M. R. Vous n’imaginez pas à quel point 3 kg peuvent agir comme un antidépresseur !

F.-S. Ce qui est arrivé à Aurélie vous semble-t-il exceptionnel ?
M. R. Heureusement, ça l’est. Mais cette histoire est emblématique de la nécessité de se trouver à proximité d’un bon service de réanimation quand tous les paramètres organiques d’une anorexique s’effondrent. En réalité, l’hôpital devrait proposer un minimum de sept à huit lits affectés à cette maladie dans chaque région. Or ce n’est pas le cas.

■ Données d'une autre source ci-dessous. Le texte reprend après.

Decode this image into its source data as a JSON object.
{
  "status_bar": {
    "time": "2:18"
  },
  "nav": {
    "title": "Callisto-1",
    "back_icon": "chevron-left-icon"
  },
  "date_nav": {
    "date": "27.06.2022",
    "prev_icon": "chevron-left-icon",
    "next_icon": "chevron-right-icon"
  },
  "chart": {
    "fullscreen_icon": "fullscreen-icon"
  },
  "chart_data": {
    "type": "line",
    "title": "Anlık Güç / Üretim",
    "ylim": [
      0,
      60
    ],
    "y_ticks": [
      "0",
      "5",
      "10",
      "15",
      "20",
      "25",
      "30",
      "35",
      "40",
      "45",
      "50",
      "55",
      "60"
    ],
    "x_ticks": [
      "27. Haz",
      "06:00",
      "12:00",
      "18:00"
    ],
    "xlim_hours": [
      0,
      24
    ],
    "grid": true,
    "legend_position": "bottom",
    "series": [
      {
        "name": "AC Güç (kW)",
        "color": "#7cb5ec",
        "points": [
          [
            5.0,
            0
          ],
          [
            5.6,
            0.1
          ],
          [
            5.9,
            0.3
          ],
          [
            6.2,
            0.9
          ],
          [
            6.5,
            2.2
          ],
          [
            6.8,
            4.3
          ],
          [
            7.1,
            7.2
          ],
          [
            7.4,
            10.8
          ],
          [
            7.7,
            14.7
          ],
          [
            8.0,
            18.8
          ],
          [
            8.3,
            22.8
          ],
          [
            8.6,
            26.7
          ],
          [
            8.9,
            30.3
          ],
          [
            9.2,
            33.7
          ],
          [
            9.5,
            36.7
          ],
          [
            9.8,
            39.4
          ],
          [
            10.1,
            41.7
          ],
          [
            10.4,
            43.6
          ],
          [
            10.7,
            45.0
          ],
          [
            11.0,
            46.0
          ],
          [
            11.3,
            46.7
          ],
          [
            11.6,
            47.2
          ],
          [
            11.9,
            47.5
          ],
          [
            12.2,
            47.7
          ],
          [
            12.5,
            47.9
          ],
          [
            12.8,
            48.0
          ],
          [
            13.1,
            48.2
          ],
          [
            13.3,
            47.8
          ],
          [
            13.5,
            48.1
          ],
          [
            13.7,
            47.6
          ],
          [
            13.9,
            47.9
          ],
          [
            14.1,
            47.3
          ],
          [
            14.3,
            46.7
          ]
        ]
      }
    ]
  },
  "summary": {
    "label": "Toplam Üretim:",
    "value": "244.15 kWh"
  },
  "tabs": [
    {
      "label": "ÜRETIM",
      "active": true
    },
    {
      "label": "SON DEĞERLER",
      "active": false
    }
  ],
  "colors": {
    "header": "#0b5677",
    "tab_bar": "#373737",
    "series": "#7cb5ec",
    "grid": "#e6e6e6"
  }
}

Une prise en charge souvent déficiente

Négligence ou manque de formation ? De nombreux hôpitaux ne prennent pas suffisamment en compte les symptômes spécifiques de cette maladie parfois mortelle.
Léa, 16 ans, est hospitalisée quatorze jours dans un service de médecine générale à la demande de son médecin traitant, alors qu’elle n’avale plus rien depuis des semaines. Sur son premier plateau-repas : des œufs mayonnaise. Une infirmière l’oblige à manger. La jeune fille se fera vomir quotidiennement et quittera l’établissement plus déterminée que jamais à se priver de nourriture.
Que dire de Céline, 14 ans, 38 kg pour 1,64 m, qui s’entend dire, lors d’une consultation spécialisée : « Vous n’êtes pas assez atteinte pour qu’on vous garde »… Elle en ressort comme si on lui avait lancé un défi : maigrir plus pour être prise au sérieux.
Et Caroline, 17 ans, hospitalisée en… néonatalogie, au milieu de nouveau-nés à problèmes. « Les infirmières se montraient plus préoccupées par les bébés que par les adolescentes », raconte sa maman.
Sylvie, une autre mère désemparée, fait le récit de son arrivée aux urgences psychiatriques, avec sa fille de 33 kg : « Il n’y avait pas de lit disponible, on nous a juste renvoyées à la maison après cinq heures d’attente. »
Enfin, Luce, 18 ans, a fait une tentative de suicide avec la provision d’antidépresseurs et d’anxiolytiques confiée par… l’hôpital.